Dağın her tarafında sürekli çoğalarak açılan maden ocaklarında patlatılan dinamitlerin, kayaların altındaki prehistorik pek çok kaya resmini tahrip ettiği öne sürülüyor. Bilim insanlarınca dünyada eşi benzeri olmadığı söylenen kaya resimlerinin geleceği tehdit altına girdi. Kaya resimleri ile ilgili çalışma yapan Alman bilim insanı Dr. Anneliese Peschlow, Berlin Alman Arkeoloji Enstitüsü ile Kuşadası Ekosistemi Koruma ve Doğasevenler Derneği (EKODOSD), bir yandan kaya resimlerinin bulunduğu Beşparmak Dağları’nın ‘UNESCO Dünya Kültürel ve Doğal Miras Aday Listesi’ne alınması için müracaat ederken, bir yandan da dağın etrafındaki maden ocaklarının kapatılması için Kültür ve Turizm Bakanlığı olmak üzere, tüm kurum ve kuruluşları, sivil toplum kuruluşlarını ve duyarlı insanları göreve çağırdı. EKODOSD Başkanı Bahattin Sürücü, “Bu dağlarda maden kamyonları değil, kaya resimlerini görmek için gelen eko-turistleri taşıyan tur otobüsleri dolaşmalıdır” dedi.

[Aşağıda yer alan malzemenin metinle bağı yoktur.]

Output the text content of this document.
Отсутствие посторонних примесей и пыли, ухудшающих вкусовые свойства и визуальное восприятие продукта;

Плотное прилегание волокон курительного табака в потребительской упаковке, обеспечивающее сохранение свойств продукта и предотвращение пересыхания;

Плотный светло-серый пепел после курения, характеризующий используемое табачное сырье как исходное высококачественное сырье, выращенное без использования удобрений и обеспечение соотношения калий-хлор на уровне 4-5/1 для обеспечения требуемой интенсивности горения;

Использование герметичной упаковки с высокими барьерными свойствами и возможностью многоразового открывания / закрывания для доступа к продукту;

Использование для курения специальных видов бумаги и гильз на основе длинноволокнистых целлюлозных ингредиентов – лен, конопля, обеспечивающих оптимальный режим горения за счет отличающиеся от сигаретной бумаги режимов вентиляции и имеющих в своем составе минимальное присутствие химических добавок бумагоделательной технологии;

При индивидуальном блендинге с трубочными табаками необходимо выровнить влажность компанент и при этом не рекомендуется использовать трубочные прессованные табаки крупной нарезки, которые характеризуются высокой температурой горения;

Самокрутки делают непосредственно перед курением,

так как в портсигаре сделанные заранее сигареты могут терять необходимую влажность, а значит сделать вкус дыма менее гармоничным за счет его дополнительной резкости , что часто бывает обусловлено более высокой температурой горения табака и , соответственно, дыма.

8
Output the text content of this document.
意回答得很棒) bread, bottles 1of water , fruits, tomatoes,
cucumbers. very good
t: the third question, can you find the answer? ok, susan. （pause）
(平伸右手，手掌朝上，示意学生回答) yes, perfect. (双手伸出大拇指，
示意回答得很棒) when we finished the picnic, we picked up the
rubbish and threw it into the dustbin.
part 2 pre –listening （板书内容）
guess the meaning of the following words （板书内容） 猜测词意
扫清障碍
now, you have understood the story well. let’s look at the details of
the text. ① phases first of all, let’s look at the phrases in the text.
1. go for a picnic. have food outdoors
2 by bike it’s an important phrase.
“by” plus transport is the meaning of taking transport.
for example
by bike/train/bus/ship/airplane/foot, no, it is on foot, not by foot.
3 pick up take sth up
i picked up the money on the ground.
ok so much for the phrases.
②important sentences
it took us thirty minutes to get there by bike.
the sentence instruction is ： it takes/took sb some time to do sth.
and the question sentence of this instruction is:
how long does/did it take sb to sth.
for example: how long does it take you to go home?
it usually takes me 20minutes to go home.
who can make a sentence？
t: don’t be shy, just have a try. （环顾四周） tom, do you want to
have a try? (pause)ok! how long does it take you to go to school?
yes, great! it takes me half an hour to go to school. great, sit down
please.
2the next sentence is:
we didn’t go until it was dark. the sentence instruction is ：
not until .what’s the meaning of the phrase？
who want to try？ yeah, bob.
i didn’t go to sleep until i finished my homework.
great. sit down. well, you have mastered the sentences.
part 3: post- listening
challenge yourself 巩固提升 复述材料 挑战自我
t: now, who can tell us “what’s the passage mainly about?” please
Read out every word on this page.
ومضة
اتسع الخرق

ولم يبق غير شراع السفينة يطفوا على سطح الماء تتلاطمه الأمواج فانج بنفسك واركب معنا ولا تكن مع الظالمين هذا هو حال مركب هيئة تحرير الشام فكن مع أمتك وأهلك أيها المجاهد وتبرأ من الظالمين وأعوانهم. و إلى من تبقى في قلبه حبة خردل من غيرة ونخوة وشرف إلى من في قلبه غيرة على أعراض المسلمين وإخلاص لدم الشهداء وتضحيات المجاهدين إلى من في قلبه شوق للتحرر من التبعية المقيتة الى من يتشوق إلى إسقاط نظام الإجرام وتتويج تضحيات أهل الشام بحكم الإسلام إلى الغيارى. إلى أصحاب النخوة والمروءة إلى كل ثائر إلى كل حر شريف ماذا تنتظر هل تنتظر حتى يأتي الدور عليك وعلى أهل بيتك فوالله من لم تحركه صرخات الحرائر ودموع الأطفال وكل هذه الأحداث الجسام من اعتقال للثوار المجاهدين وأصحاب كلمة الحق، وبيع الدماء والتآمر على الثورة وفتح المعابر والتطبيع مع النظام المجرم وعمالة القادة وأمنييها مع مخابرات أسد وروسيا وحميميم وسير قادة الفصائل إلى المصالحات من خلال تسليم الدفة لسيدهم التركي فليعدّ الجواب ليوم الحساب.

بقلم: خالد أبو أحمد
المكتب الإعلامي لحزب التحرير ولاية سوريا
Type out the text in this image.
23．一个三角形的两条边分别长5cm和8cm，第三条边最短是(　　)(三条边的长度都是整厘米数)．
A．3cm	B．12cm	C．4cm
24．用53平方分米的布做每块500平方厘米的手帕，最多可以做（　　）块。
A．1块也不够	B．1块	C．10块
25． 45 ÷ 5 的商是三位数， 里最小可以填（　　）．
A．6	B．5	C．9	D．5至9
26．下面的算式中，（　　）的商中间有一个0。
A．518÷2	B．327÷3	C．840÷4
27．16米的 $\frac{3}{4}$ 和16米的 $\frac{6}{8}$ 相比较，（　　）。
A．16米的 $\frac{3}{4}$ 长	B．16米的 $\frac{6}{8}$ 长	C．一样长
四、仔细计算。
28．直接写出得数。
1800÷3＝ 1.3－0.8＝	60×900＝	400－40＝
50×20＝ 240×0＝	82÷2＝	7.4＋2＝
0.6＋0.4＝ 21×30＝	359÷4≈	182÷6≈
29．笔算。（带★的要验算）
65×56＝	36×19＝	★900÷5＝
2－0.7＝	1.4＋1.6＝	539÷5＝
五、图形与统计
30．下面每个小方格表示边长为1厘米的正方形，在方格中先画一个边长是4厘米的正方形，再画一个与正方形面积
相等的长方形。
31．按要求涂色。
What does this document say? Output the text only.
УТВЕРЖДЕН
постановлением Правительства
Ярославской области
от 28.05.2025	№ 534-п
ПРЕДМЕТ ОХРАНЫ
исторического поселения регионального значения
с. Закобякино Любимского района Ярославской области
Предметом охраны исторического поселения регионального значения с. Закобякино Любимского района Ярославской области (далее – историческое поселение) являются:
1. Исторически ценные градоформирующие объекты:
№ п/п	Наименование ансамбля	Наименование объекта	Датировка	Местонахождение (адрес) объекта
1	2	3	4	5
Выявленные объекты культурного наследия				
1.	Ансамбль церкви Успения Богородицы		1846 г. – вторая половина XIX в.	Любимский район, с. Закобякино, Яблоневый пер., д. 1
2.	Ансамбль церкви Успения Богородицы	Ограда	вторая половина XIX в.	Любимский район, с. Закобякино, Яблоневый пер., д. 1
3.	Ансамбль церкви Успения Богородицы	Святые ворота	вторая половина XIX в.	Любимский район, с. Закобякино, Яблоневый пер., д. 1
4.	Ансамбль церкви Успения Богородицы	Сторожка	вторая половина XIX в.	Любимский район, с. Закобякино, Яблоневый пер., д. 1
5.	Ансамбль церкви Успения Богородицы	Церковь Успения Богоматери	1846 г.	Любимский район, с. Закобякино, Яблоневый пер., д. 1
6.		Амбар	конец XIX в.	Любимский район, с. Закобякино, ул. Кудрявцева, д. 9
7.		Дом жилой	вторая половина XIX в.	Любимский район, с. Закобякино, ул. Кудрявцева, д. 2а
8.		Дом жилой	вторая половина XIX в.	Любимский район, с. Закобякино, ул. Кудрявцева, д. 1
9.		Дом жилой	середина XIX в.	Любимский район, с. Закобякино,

Beşparmak Dağları’nda Koçarlı İlçesi’nin Bağarcık Köyü’nden başlamak üzere, Söke’nin Karakaya ve Köprüalan köylerine kadar uzayan coğrafyada bulunan 8 bin yıllık kaya resimleri, büyük bir tehlike altına girdi. Dağın her tarafında sürekli çoğalarak açılan maden ocaklarında patlatılan dinamitler, bu önemli tarihsel mirasın en büyük düşmanı haline geldi. Açılan maden ocakları Beşparmak Dağları’nın benzersiz doğal peyzajını tahrip etmekle kalmayıp, tespit edilen kaya resimlerini tehdit ediyor ve dinamitlerle patlatılan kayaların altında bulunan resimlerin yok olmasına neden oluyor. Yanı başındaki Bafa ve Azap gölleriyle bütünleşerek, tarih öncesi dönemden günümüze kadar birçok uygarlıklara ev sahipliği yapan, eşsiz ve benzersiz güzelliklerle dolu önemli bir doğa ve tarih alanı olan, güneyi Muğla, kuzeyi Aydın sınırları içinde kalan Beşparmak Dağları’nın zirvesindeki Tekerlek Dağ’da bulunan Prehistorik taş kültü (Hava ve Yağmur Tanrısının evi), dağın her yönünden görülen muhteşem siluetiyle ilgi çekmektedir.
Antik Dönem’deki adı Latmos olan Beşparmak Dağları her tarafını kaplayan insanlığın izleri Neolitik dönemden, Osmanlı dönemine kadar uzanıyor. Anadolu’nun kutsal dağlarından biri olan Beşparmak Dağları’nda, Neolitik Çağ’dan beri Anadolu Hava Tanrısına ve yerel bir dağ tanrısına birlikte tapınıldığı biliniyor. Antik çağlardaki adı Latmos olan Beşparmak dağlarında binlerce yıldır yaşayan insanların tarih boyunca kurdukları yerleşimlerdeki mimari yapıların hepsi, dağın doğal yapısıyla barışık bir şekilde inşa edilmiş. Yapılar inşa edilirken, doğa tahrip edilmeden çevreye uyumlu bir şekilde devasa boyutlardaki kayalıklarından faydalanılmıştır.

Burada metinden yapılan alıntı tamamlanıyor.